Opinion: Anti-Trump Tennessee voters probably didn’t find a clear alternative in GOP debate

AP Photo/Jeff Roberson / Republican presidential candidate and former U.N. Ambassador Nikki Haley speaks during a Fair-Side Chat with Iowa Gov. Kim Reynolds at the Iowa State Fair on Aug. 12, 2023, in Des Moines, Iowa.

Tennessee Republican voters who tuned in to Wednesday night's first GOP presidential debate probably had several things on their mind.

› Does their man, former President Donald Trump, have anything to worry about from the seven men and one woman who took the stage in Milwaukee?

› Or, who will be the strongest candidate to compete with the detestable Trump in the 2024 primaries?

› Who is this guy, Vivek Ramaswamy, that people are talking about?

› Are any of the Southern candidates, Florida Gov. Ron DeSantis, former South Carolina Gov. Nikki Haley, former Arkansas Gov. Asa Hutchinson and U.S. Sen. Tim Scott of South Carolina, worth considering?

Most GOP voters in the Volunteer State currently prefer Trump, who chose not to attend Wednesday's debate. A Beacon Center poll released in July gave him a 61% to 12% lead over DeSantis and said he would easily win the state in a general election rematch with President Joe Biden.

Trump won the state in both 2016 and 2020, though his percentage of the vote fell a whopping .06% in 2020.

Whether or not the four-times indicted former president is the nominee or not, we expect Tennessee will once again be a red state in the election.

Essentially, the eight people in the debate were hoping to be the last person standing if Trump, for whatever reason, leaves the race.

As to whether he has anything to worry about from the candidates, all eight of them showed at times the feistiness of Trump and all showed a command of the issues that Trump often glosses over, but most of them didn't want to take the former president on directly and none of them had a breakout moment that is going to peel away large swaths of support from Trump.

For those who don't want to see Trump be the nominee — up to 39% in Tennessee, using the Beacon poll numbers — any of the candidates could fill the bill. Several currently register only blips on presidential polls, but all showed competency, if not a telegenic charisma.

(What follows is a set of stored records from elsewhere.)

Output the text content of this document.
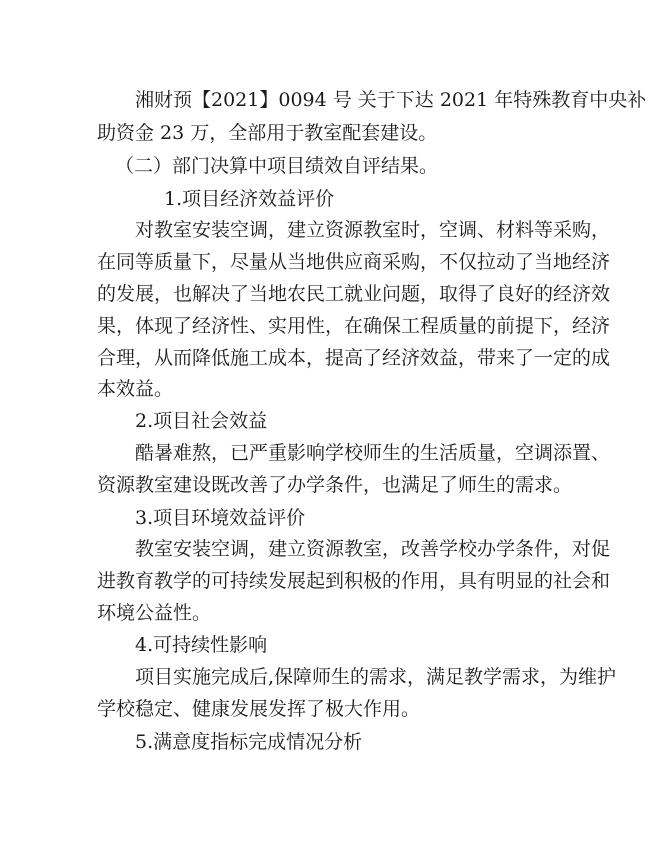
湘财预【2021】0094 号 关于下达 2021 年特殊教育中央补
助资金 23 万，全部用于教室配套建设。
（二）部门决算中项目绩效自评结果。
1.项目经济效益评价
对教室安装空调，建立资源教室时，空调、材料等采购，
在同等质量下，尽量从当地供应商采购，不仅拉动了当地经济
的发展，也解决了当地农民工就业问题，取得了良好的经济效
果，体现了经济性、实用性，在确保工程质量的前提下，经济
合理，从而降低施工成本，提高了经济效益，带来了一定的成
本效益。
2.项目社会效益
酷暑难熬，已严重影响学校师生的生活质量，空调添置、
资源教室建设既改善了办学条件，也满足了师生的需求。
3.项目环境效益评价
教室安装空调，建立资源教室，改善学校办学条件，对促
进教育教学的可持续发展起到积极的作用，具有明显的社会和
环境公益性。
4.可持续性影响
项目实施完成后,保障师生的需求，满足教学需求，为维护
学校稳定、健康发展发挥了极大作用。
5.满意度指标完成情况分析
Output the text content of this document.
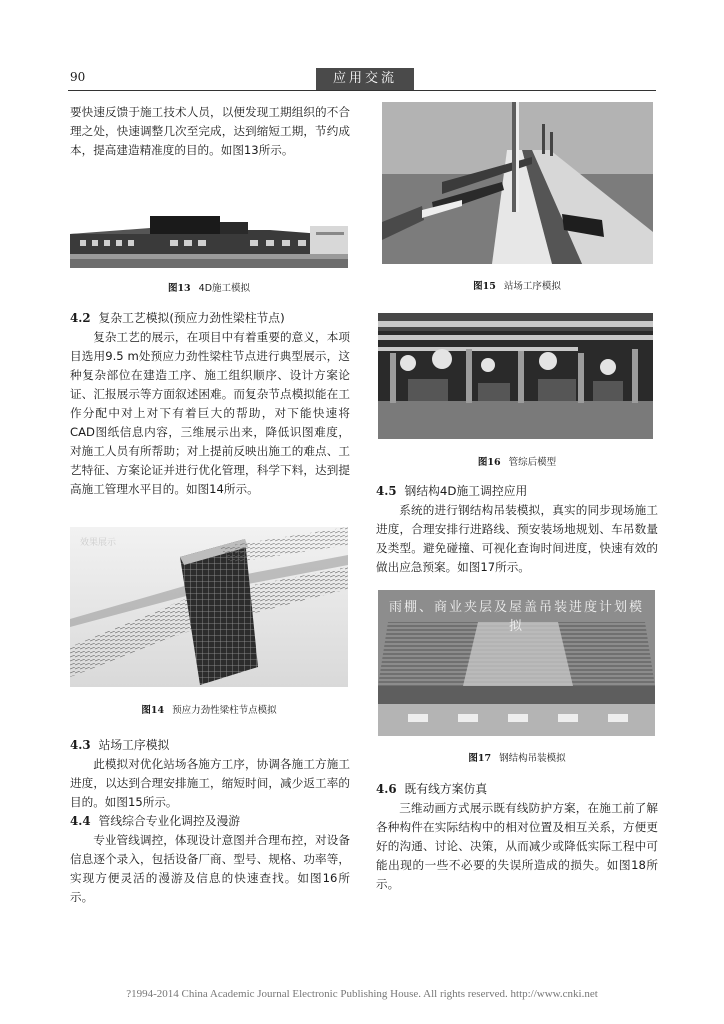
90	应用交流

要快速反馈于施工技术人员，以便发现工期组织的不合理之处，快速调整几次至完成，达到缩短工期，节约成本，提高建造精准度的目的。如图13所示。

图13 4D施工模拟

4.2 复杂工艺模拟(预应力劲性梁柱节点)

复杂工艺的展示，在项目中有着重要的意义，本项目选用9.5 m处预应力劲性梁柱节点进行典型展示，这种复杂部位在建造工序、施工组织顺序、设计方案论证、汇报展示等方面叙述困难。而复杂节点模拟能在工作分配中对上对下有着巨大的帮助，对下能快速将CAD图纸信息内容，三维展示出来，降低识图难度，对施工人员有所帮助；对上提前反映出施工的难点、工艺特征、方案论证并进行优化管理，科学下料，达到提高施工管理水平目的。如图14所示。

效果展示

图14 预应力劲性梁柱节点模拟

4.3 站场工序模拟

此模拟对优化站场各施方工序，协调各施工方施工进度，以达到合理安排施工，缩短时间，减少返工率的目的。如图15所示。

4.4 管线综合专业化调控及漫游

专业管线调控，体现设计意图并合理布控，对设备信息逐个录入，包括设备厂商、型号、规格、功率等，实现方便灵活的漫游及信息的快速查找。如图16所示。

图15 站场工序模拟

图16 管综后模型

4.5 钢结构4D施工调控应用

系统的进行钢结构吊装模拟，真实的同步现场施工进度，合理安排行进路线、预安装场地规划、车吊数量及类型。避免碰撞、可视化查询时间进度，快速有效的做出应急预案。如图17所示。

雨棚、商业夹层及屋盖吊装进度计划模拟

图17 钢结构吊装模拟

4.6 既有线方案仿真

三维动画方式展示既有线防护方案，在施工前了解各种构件在实际结构中的相对位置及相互关系，方便更好的沟通、讨论、决策，从而减少或降低实际工程中可能出现的一些不必要的失误所造成的损失。如图18所示。

?1994-2014 China Academic Journal Electronic Publishing House. All rights reserved. http://www.cnki.net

National punditry following the debate was all over the place on who won and who lost. That's good for the country in having a number of sound choices but also good for Trump since no one stood out among the crowd.

Ramaswamy, a 38-year-old biotech entrepreneur from Ohio who was the only candidate on the stage with no governing experience, made an impression — whether good or bad depended on your perspective. Viewers who knew nothing about him before the debate learned he is young, bright, unafraid to be confrontational and unafraid to take stances the others would not.

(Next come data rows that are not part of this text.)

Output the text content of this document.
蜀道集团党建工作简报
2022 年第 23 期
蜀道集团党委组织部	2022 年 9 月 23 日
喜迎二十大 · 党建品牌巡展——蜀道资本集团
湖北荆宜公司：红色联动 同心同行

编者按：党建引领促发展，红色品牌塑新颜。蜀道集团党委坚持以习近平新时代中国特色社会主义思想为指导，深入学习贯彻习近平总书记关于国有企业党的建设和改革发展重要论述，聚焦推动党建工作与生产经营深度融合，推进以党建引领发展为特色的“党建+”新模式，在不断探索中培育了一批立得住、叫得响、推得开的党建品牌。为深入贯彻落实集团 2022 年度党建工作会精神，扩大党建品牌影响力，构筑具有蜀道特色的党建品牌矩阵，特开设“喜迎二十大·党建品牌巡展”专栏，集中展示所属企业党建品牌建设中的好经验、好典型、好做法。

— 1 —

At the same time, some voters might have seen him as a little too smart for the room, a little disrespectful and perhaps too confrontational — Trump without the meanness.

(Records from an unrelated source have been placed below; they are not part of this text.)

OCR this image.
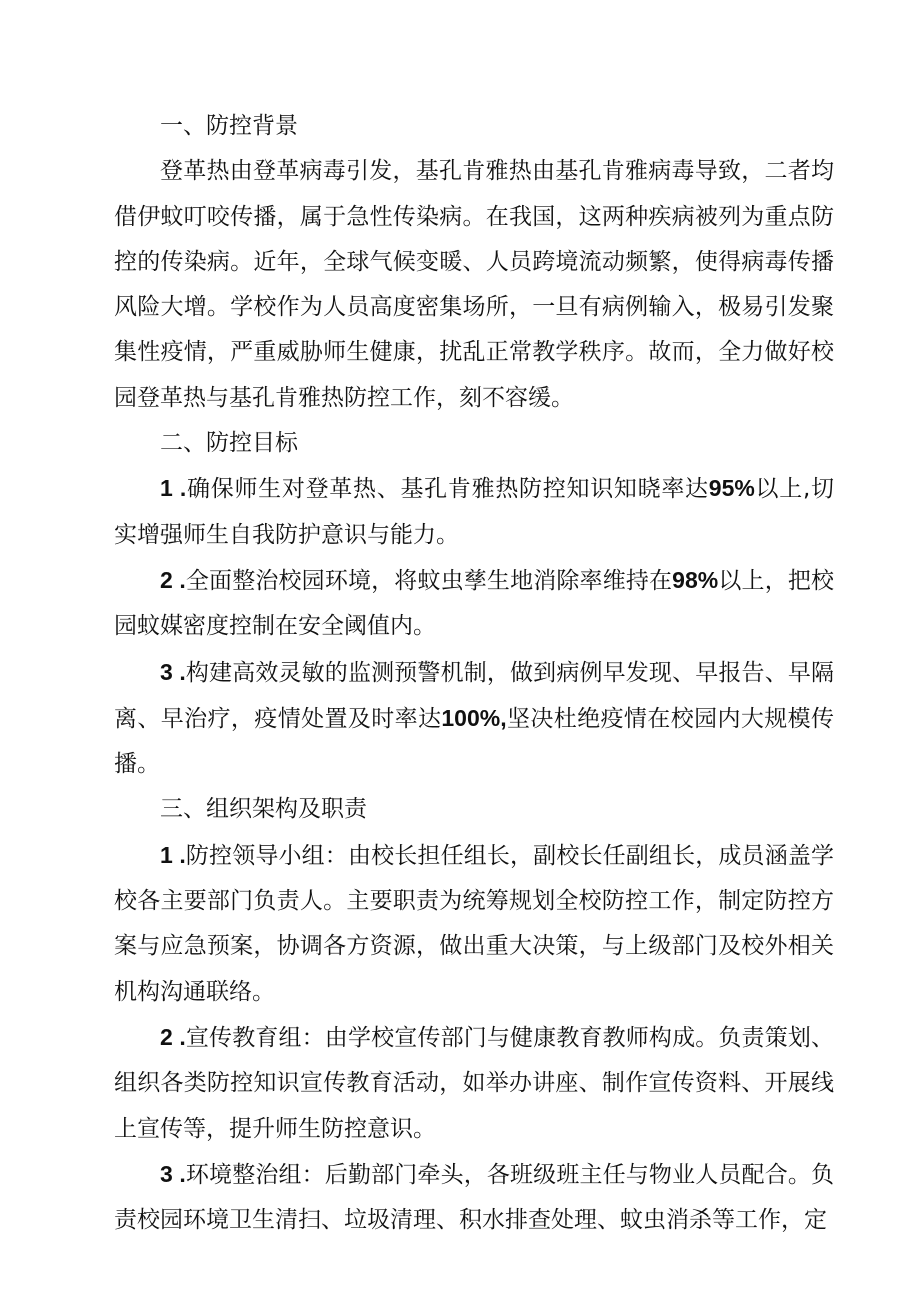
一、防控背景

登革热由登革病毒引发，基孔肯雅热由基孔肯雅病毒导致，二者均借伊蚊叮咬传播，属于急性传染病。在我国，这两种疾病被列为重点防控的传染病。近年，全球气候变暖、人员跨境流动频繁，使得病毒传播风险大增。学校作为人员高度密集场所，一旦有病例输入，极易引发聚集性疫情，严重威胁师生健康，扰乱正常教学秩序。故而，全力做好校园登革热与基孔肯雅热防控工作，刻不容缓。

二、防控目标

1 .确保师生对登革热、基孔肯雅热防控知识知晓率达95%以上,切实增强师生自我防护意识与能力。

2 .全面整治校园环境，将蚊虫孳生地消除率维持在98%以上，把校园蚊媒密度控制在安全阈值内。

3 .构建高效灵敏的监测预警机制，做到病例早发现、早报告、早隔离、早治疗，疫情处置及时率达100%,坚决杜绝疫情在校园内大规模传播。

三、组织架构及职责

1 .防控领导小组：由校长担任组长，副校长任副组长，成员涵盖学校各主要部门负责人。主要职责为统筹规划全校防控工作，制定防控方案与应急预案，协调各方资源，做出重大决策，与上级部门及校外相关机构沟通联络。

2 .宣传教育组：由学校宣传部门与健康教育教师构成。负责策划、组织各类防控知识宣传教育活动，如举办讲座、制作宣传资料、开展线上宣传等，提升师生防控意识。

3 .环境整治组：后勤部门牵头，各班级班主任与物业人员配合。负责校园环境卫生清扫、垃圾清理、积水排查处理、蚊虫消杀等工作，定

All four Southern candidates acquitted themselves well, but that's not what especially the DeSantis campaign was hoping for before the event. DeSantis, who last winter began climbing in the polls as Trump fell, needed to establish himself as the one clear alternative to the former president. However, he had fallen back in the polls and Trump had risen since the former president was indicted for various crimes in relation to the 2020 election and his retention of top-secret White House files.

The Florida governor did not dominate the conversation, though, and did not command the stage as the candidate with the second highest support behind Trump.

Haley, as the only woman on the stage, showed both a toughness on foreign policy that she probably needed to satisfy skeptics but also a pragmatic side on issues such as abortion and women's sports.

Scott did not vary from his reputation for kindness, though as baseball manager Leo Durocher once remarked, "Nice guys finish last." He nevertheless was able to fill in parts of his backstory as the product of a single mother and scored points in enumerating American values.

Hutchinson, one of the two candidates along with former New Jersey Gov. Chris Christie who openly criticizes Trump on the campaign trail, repeatedly mentioned things he'd accomplished in Arkansas and suggested he could scale them up for the country.

So what did Tennessee voters learn?

If they're on the Trump train, they didn't see any candidate break away and prepare to breathe down their man's neck. If they're not on the train, they saw a lot of good alternatives, none a head better than another.

It's a long way to the primaries, though, and a lot can happen between now and then. Voters can sit back and watch. The alternative candidates to Trump don't have that luxury. They have to make something happen.